DasDas, İngiliz mizah yazarı Tom Basden’la ikinci randevularında bu kez çağın hastalıklarından birine mizahi bir bakış atıyor. Basden’ın Dostoyevski’nin aynı adlı öyküsünden esinle yazdığı oyun, gösteri toplumunun sistemle el sıkışmayı seçen aktörleriyle, bir timsahın karnından “hesaplaşıyor.” Oyun, en az hayatta şahit olduklarımız kadar “tuhaf ama gerçek..”

Bu sezon kendi çapımda bir rekora koşuyorum. Ayda ortalama 6-10 adet oyun izliyorum ve özel tiyatroların yaşadığı bu altın çağdan, hem salon hem de oyun adedi olarak, çok memnunum.

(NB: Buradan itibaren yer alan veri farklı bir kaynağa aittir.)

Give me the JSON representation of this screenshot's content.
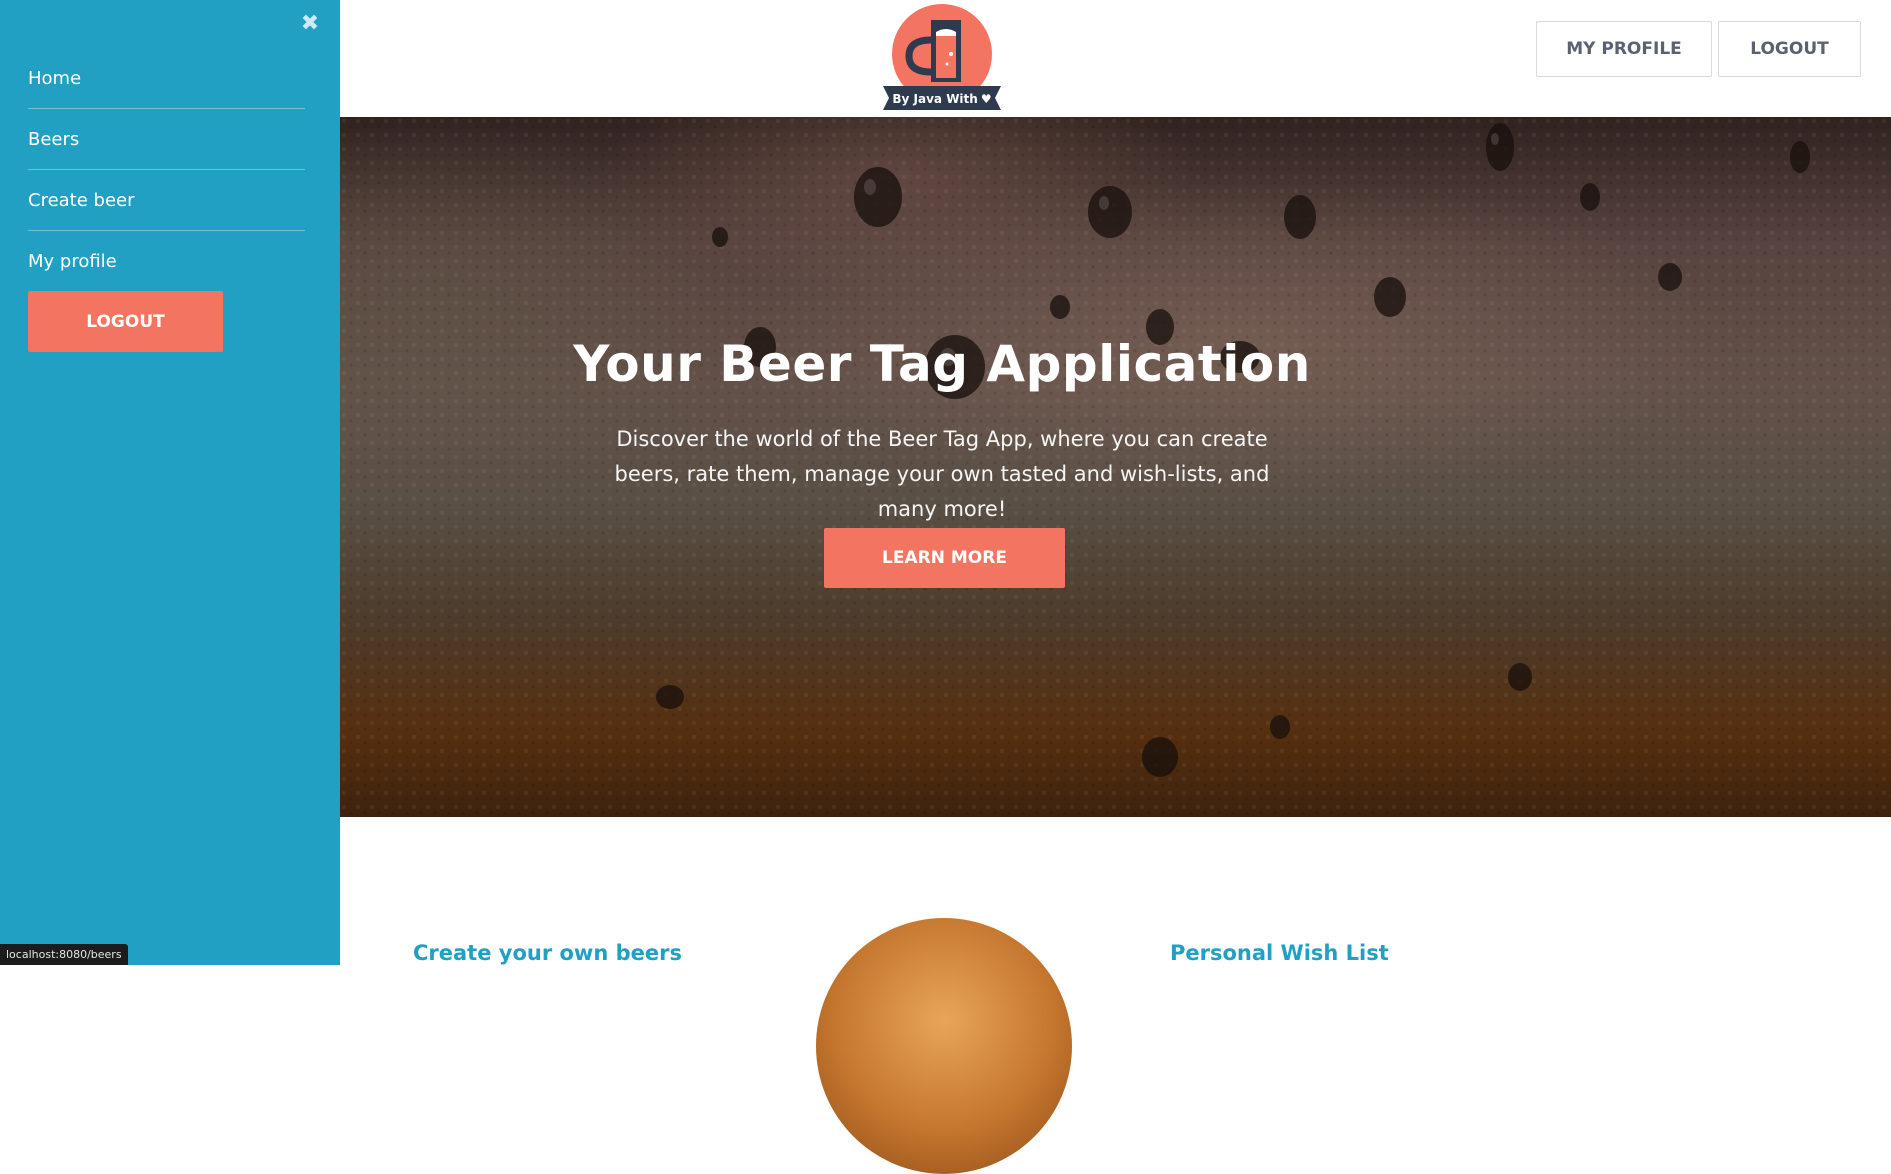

Fakat, konuya bir fakat ile başlamak istemezdim ama, salon çokluğu nicelikte iyi olsa da nitelikte bazen yetersiz oluyor.

Timsah oyununu ilk kez gittiğim DasDas‘ın Metropol İstanbul Alışveriş Merkezi içinde açılan salonunda izledim. Salonun kapısından içeri henüz adım atmıştım ki yanımdakine dönüp “inşallah mikrofonla oynarlar” dedim. Zira artık profesyonel sanatseverlik mertebesinde olduğumdan ve işim gereği bazı sıkıntıları öngörebiliyorum. 

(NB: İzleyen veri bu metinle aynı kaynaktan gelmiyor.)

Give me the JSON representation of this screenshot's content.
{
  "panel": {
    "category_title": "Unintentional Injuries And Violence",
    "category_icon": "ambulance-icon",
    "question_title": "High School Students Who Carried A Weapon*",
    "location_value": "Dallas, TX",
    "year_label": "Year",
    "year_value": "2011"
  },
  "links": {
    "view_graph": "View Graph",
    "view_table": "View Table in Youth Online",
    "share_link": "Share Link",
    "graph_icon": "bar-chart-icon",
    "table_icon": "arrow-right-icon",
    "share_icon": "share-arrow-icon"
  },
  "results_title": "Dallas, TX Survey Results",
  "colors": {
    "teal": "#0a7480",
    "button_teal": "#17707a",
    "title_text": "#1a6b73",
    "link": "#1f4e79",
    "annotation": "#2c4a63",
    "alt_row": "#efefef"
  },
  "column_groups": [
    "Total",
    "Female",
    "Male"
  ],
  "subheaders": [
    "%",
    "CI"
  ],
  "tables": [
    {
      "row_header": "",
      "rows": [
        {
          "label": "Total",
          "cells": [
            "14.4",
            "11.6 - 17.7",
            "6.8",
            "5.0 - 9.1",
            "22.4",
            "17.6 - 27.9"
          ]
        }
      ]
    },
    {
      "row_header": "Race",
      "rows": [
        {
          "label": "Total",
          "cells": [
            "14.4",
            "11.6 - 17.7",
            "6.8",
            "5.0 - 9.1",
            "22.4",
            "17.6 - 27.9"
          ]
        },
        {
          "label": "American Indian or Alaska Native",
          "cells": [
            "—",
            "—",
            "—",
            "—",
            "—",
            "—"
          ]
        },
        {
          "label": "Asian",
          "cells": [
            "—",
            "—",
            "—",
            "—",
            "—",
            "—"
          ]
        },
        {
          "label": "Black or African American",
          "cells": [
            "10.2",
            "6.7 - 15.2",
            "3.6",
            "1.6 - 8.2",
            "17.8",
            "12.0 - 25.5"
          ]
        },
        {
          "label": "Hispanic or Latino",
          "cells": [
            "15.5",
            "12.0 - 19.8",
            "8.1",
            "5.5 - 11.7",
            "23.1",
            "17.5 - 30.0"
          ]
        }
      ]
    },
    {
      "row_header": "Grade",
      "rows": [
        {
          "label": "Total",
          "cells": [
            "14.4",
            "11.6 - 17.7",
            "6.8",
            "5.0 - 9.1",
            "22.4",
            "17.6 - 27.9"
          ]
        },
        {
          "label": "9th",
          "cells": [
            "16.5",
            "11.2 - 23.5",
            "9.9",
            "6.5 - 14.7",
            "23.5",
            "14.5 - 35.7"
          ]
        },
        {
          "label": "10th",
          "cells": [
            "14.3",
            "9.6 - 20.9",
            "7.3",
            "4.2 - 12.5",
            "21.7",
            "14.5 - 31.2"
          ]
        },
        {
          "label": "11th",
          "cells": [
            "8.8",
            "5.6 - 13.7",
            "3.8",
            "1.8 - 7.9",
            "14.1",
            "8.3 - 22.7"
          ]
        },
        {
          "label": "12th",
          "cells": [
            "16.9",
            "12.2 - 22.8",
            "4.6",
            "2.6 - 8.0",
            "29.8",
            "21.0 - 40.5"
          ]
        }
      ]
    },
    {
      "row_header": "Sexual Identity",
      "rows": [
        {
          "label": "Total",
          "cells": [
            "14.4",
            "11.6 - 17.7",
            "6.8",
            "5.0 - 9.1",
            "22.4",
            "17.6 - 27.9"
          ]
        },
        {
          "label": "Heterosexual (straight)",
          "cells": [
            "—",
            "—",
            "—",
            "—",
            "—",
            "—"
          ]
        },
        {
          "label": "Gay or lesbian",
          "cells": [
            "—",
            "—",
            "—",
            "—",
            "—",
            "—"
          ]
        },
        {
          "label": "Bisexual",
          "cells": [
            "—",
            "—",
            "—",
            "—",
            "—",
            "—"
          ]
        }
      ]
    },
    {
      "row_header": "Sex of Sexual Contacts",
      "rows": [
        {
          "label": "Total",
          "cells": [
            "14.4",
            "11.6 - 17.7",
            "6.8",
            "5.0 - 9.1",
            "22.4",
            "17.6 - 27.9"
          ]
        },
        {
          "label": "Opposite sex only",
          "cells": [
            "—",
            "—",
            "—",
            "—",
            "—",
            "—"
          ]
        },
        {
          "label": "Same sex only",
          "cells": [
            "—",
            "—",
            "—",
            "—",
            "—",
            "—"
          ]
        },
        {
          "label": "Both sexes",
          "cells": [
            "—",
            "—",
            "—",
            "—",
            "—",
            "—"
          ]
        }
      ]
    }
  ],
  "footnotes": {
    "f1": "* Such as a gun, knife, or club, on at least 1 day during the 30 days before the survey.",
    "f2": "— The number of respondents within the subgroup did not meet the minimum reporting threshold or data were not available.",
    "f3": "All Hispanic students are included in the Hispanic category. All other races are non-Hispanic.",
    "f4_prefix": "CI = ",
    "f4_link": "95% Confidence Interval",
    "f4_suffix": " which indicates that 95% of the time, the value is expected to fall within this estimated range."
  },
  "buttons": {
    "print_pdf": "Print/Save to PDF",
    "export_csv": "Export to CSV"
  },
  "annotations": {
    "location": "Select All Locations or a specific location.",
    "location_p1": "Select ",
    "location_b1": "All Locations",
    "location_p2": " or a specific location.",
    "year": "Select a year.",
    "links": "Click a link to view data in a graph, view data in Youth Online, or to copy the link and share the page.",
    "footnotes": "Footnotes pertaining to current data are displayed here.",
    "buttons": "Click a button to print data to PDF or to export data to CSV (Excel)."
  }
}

Sahne kocaman, tribünler çok güzel ama akustiğin bir sorun olduğu daha girer girmez belliydi. Ve maalesef yan tribünlerden birinde oturmak durumunda kaldık kalabalıktan. Ve yine maalesef akustik tahmin ettiğim gibi sorun oldu, oyuncular mikrofonsuz oynadıkları için biraz arkalarını döner gibi veya açılarını değiştirir gibi olduğunda sesi duyamaz olduk. 

Çözülemez bir sorun değil tabi ki… Böyle güzel fuayeli, kocaman bir sahneyi yapanların, akustiğe kısa sürede bir çözüm bulacağınıa eminim.

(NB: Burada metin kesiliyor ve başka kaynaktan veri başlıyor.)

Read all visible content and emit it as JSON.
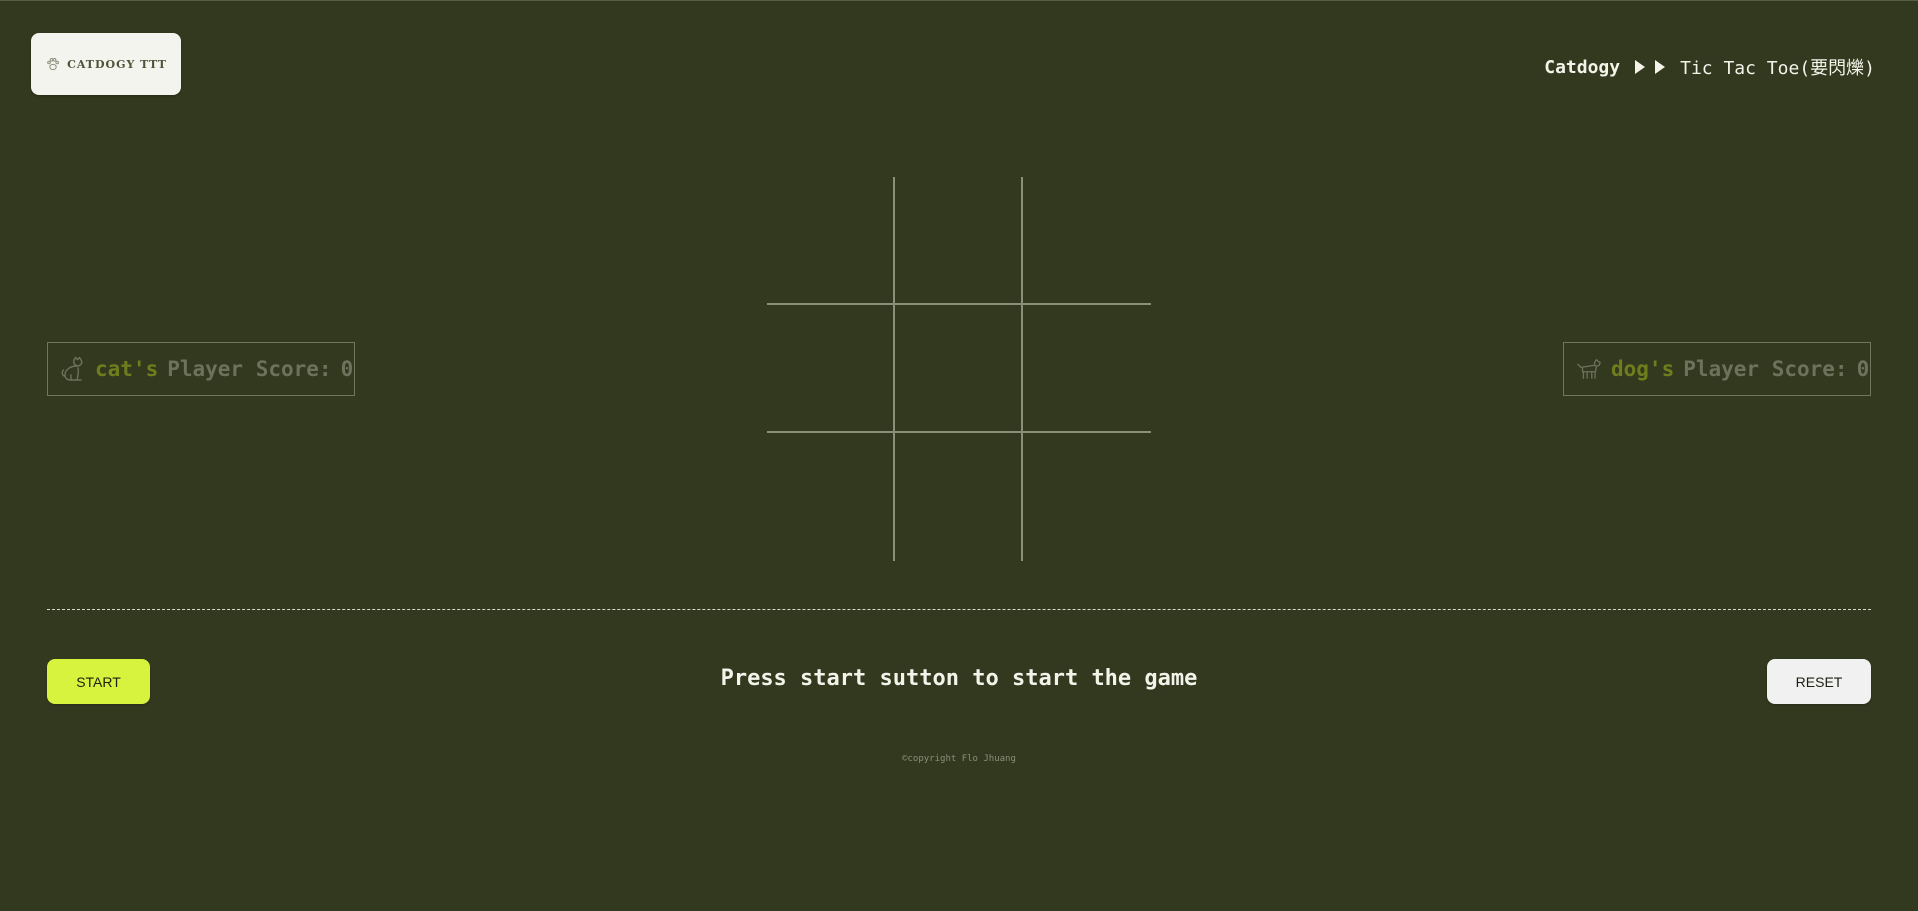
{
  "logo": {
    "icon": "paw-icon",
    "text": "CATDOGY TTT"
  },
  "breadcrumb": {
    "home": "Catdogy",
    "separator_icon": "play-arrows-icon",
    "current": "Tic Tac Toe(要閃爍)"
  },
  "board": {
    "cells": [
      "",
      "",
      "",
      "",
      "",
      "",
      "",
      "",
      ""
    ]
  },
  "players": {
    "cat": {
      "icon": "cat-icon",
      "name": "cat's",
      "label": "Player Score:",
      "score": "0"
    },
    "dog": {
      "icon": "dog-icon",
      "name": "dog's",
      "label": "Player Score:",
      "score": "0"
    }
  },
  "controls": {
    "start_label": "START",
    "reset_label": "RESET",
    "message": "Press start sutton to start the game"
  },
  "footer": {
    "copyright": "©copyright Flo Jhuang"
  },
  "colors": {
    "background": "#32391e",
    "start_button": "#d8f33d",
    "reset_button": "#f1f1f1",
    "player_name": "#6f7d1d",
    "grid_line": "#8a8f78"
  }
}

Oyuna gelecek olursam, Dostoyevski’nin daha önce okumuş olduğum ve çok sevdiğim bir hikayesi Timsah. Tom Basden‘in hikayeyi ele alışını da oldukça akıcı ve güzel buldum. Oyunda yaşanan bazı şeyler çok tuhaf ve gerçekdışı gibi görünse de olmaz dediğimiz her şeyi yaşadığımız günlerde çok çok manidar olduğu kesin.

Erkan Avcı ve Ferit Aktuğ’un oyunculuk deneyimlerini konuşturarak sırtlandığı oyunda, Özgün Aydın ve Hazal Türesan’ın performanslarını biraz fazla karikatürize bulduğumu söylemeliyim. Fakat oyununun tamamına baktığımızda, ve biz ilk oyunlardan birini izledik, iyi bir grup performansı çıkardıklarını söyleyebilirim çünkü hepsinin enerjisi ve heyecanı çok yüksekti ve oyun sonu alkışlarına bakarsak seyirciye oldukça geçtiği belliydi. Eminim birlikte sahne aldıkça oyun çok daha iyi bir noktaya gelecektir.

Sahne tasarımında daha çağdaş ve enteresan işlere imkan sağlayabilecek bir oyunken, renkli küp gibi sıradan bir öge ile farklı şapkaları tutan ayaklı askılık gibi birr başka klasik tiyatro dekorunun kullanılmasını bir tavır olarak kabul etsem de, yine de bu genç kadronun çok daha fiziksel ve çağdaş bir performansı sergileyebilecekleri bir sahne yaratılabilirdi diye düşünüyorum. Yine muhtemelen ilk oyunlardan olduğu için bir hayli yavaş gelişen, küpleri sürekli taşıyıp renklerini değiştirmekle uğraşmalarının oyuna katkısını çok anlamlı bulamadım.

İstanbul Tiyatro Festivali kapsamında yepyeni bir sahnede izlediğimiz oyunun tamamına baktığımda, hem komedi düzeyi, hem eleştirel metni, hem de başarılı oyuncu performansları ile kalabalık grupların gidip izleyebileceği, herkese hitap edecek bir oyun olduğunu söyleyebilirim.